Split files with formatted numbers

bobbygsk · June 20, 2014, 12:48pm

How to split the file and have suffix with formatted numbers

Tried the following code

awk '{filename="split."int((NR-1)/2)".txt"; print >> filename}' split.txt

Current Result

Expected Result

blackrageous · June 20, 2014, 1:07pm

You should use a printf statement, like this with the d printing directive...

{printf("split.%03d.txt\n","1")}

bobbygsk · June 20, 2014, 1:53pm

how do I embed the printf in awk. I also need the content of original file in all these split file based on no. of lines I like to split

MadeInGermany · June 20, 2014, 2:00pm

sprintf prints to a string.

filename=sprintf("split.%03d.txt",(NR-1)/2)

Don_Cragun · June 20, 2014, 4:41pm

Since you're specifying 3 digit file sequence numbers, I assume you expect that you'll be producing more than a hundred files with this script. There is a good chance that awk will run out of file descriptors if you keep all of them open. You might want to consider something like:

awk '
NR%2 {	# Odd lines:
	fn = sprintf("split.%03d.txt", (NR - 1) / 2)
}
{	# all lines:
	print >> fn
}
(NR%2) == 0 {
	# Even lines:
	close(fn)
}' split.txt

If there are existing split.xxx.txt files when you start this script do you really want to append data to them, or do you want to remove any data that was there before and just keep what you find in the current input file?

If you want to append to existing files, the script above should work.

If you want to replace data instead of appending data, change:

	print >> fn

to:

	print > fn

As always, if you want to try this on a Solaris/SunOS system, change awk to /usr/xpg4/bin/awk , /usr/xpg6/bin/awk , or nawk .

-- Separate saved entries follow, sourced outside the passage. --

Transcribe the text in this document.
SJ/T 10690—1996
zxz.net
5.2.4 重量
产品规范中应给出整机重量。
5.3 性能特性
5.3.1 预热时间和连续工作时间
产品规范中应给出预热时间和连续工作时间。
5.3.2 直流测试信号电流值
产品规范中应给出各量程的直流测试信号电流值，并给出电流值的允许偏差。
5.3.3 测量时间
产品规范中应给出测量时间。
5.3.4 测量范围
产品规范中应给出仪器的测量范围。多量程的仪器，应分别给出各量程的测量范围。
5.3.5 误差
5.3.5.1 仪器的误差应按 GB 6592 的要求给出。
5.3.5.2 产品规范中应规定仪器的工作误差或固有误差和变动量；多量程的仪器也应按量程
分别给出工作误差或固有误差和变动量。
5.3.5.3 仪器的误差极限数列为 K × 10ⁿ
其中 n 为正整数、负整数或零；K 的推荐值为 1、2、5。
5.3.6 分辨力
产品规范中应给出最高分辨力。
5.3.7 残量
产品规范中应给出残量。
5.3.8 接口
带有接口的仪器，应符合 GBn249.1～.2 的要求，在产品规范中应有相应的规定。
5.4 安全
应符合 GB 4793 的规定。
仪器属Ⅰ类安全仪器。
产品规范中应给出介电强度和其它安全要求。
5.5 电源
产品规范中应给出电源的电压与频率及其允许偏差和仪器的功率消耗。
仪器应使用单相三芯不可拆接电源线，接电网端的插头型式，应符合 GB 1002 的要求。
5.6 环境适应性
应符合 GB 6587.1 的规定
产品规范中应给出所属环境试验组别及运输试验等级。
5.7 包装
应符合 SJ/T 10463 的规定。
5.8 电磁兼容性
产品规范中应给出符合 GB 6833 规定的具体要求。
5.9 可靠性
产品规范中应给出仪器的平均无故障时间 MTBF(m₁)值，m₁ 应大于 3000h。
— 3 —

bobbygsk · June 26, 2014, 9:22am

I get 2 to 10 mil records file. I have to split them with 100,000 records in each file. Assuming that i mostly get 3 mil records, so I have to split the file in 300 files. What is the limit that awk can handle certain number of file descriptors.

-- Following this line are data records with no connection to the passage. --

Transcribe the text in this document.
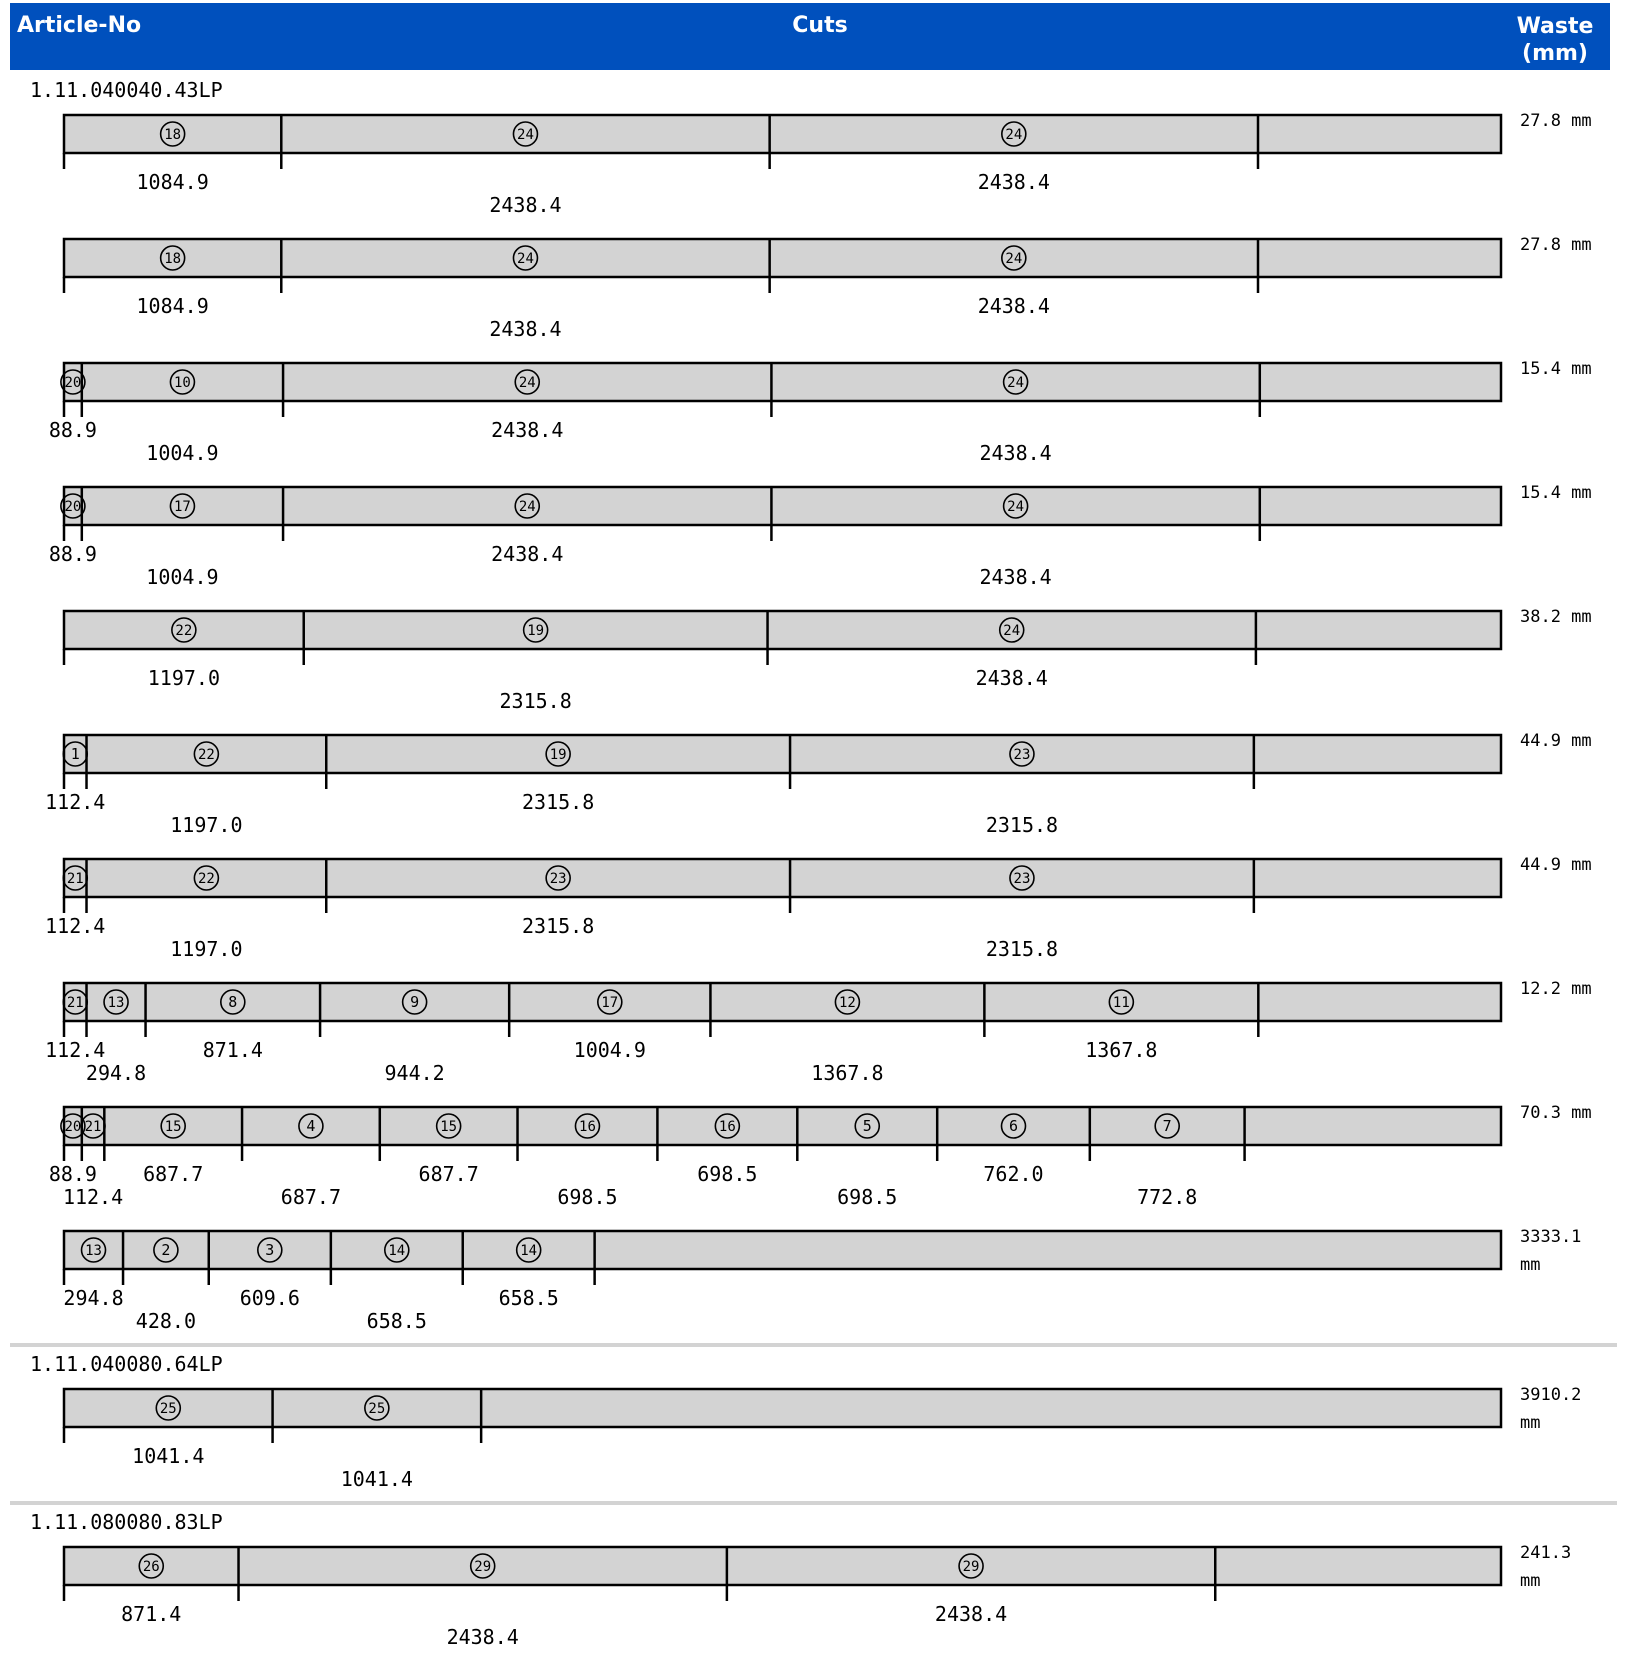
Article-No	Cuts	Waste
(mm)
1.11.040040.43LP
27.8 mm
18
1084.9
24
2438.4
24
2438.4
27.8 mm
18
1084.9
24
2438.4
24
2438.4
15.4 mm
20
88.9
10
1004.9
24
2438.4
24
2438.4
15.4 mm
20
88.9
17
1004.9
24
2438.4
24
2438.4
38.2 mm
22
1197.0
19
2315.8
24
2438.4
44.9 mm
1
112.4
22
1197.0
19
2315.8
23
2315.8
44.9 mm
21
112.4
22
1197.0
23
2315.8
23
2315.8
12.2 mm
21
112.4
13
294.8
8
871.4
9
944.2
17
1004.9
12
1367.8
11
1367.8
70.3 mm
20
88.9
21
112.4
15
687.7
4
687.7
15
687.7
16
698.5
16
698.5
5
698.5
6
762.0
7
772.8
3333.1 mm
13
294.8
2
428.0
3
609.6
14
658.5
14
658.5
1.11.040080.64LP
3910.2 mm
25
1041.4
25
1041.4
1.11.080080.83LP
241.3 mm
26
871.4
29
2438.4
29
2438.4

Besides, how do I get header (n records) and trailer with file number or some content in it.

Don_Cragun · June 26, 2014, 1:01pm

Simple, you slightly modify the code I gave you to put 100000 lines per output file instead of 2 lines per output file. The code I gave you already closes files when it is done with them so it only keeps one output file open at a time.

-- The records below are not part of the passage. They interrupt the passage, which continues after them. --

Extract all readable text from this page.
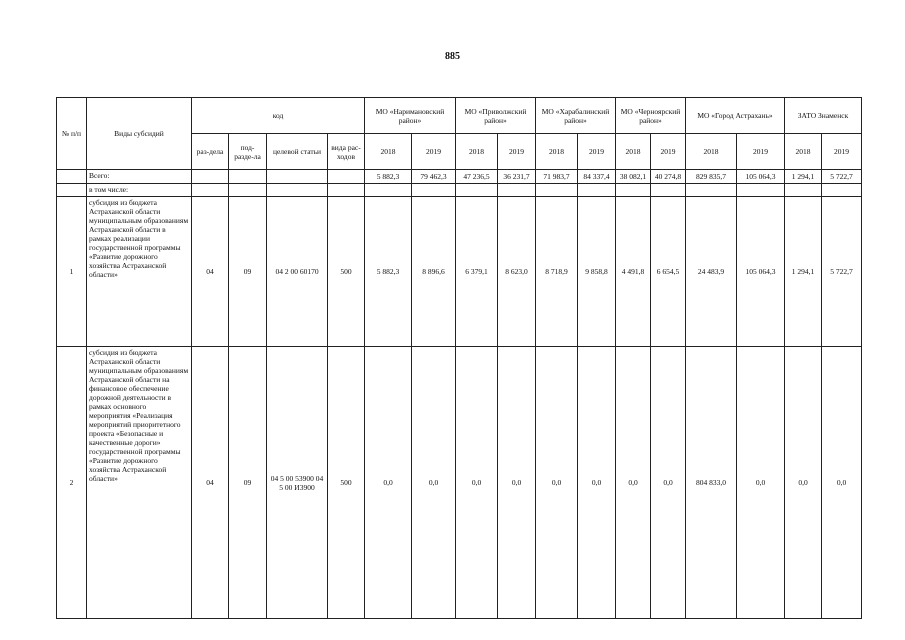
885
№ п/п	Виды субсидий	код				МО «Наримановский район»		МО «Приволжский район»		МО «Харабалинский район»		МО «Черноярский район»		МО «Город Астрахань»		ЗАТО Знаменск	
		раз-дела	под-разде-ла	целевой статьи	вида рас-ходов	2018	2019	2018	2019	2018	2019	2018	2019	2018	2019	2018	2019
	Всего:					5 882,3	79 462,3	47 236,5	36 231,7	71 983,7	84 337,4	38 082,1	40 274,8	829 835,7	105 064,3	1 294,1	5 722,7
	в том числе:																
1	субсидия из бюджета Астраханской области муниципальным образованиям Астраханской области в рамках реализации государственной программы «Развитие дорожного хозяйства Астраханской области»	04	09	04 2 00 60170	500	5 882,3	8 896,6	6 379,1	8 623,0	8 718,9	9 858,8	4 491,8	6 654,5	24 483,9	105 064,3	1 294,1	5 722,7
2	субсидия из бюджета Астраханской области муниципальным образованиям Астраханской области на финансовое обеспечение дорожной деятельности в рамках основного мероприятия «Реализация мероприятий приоритетного проекта «Безопасные и качественные дороги» государственной программы «Развитие дорожного хозяйства Астраханской области»	04	09	04 5 00 53900 04 5 00 И3900	500	0,0	0,0	0,0	0,0	0,0	0,0	0,0	0,0	804 833,0	0,0	0,0	0,0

You're going to have to give us a lot more than "get header (n records) and trailer with file number or some content in it" to guess at what you want to put as headers and trailers in your files. Show us sample input and show us sample output! How is your script supposed to identify which lines are headers, which lines are trailers, and what data you want added to or removed from those headers as you copy parts of the input file to your hundreds of output files?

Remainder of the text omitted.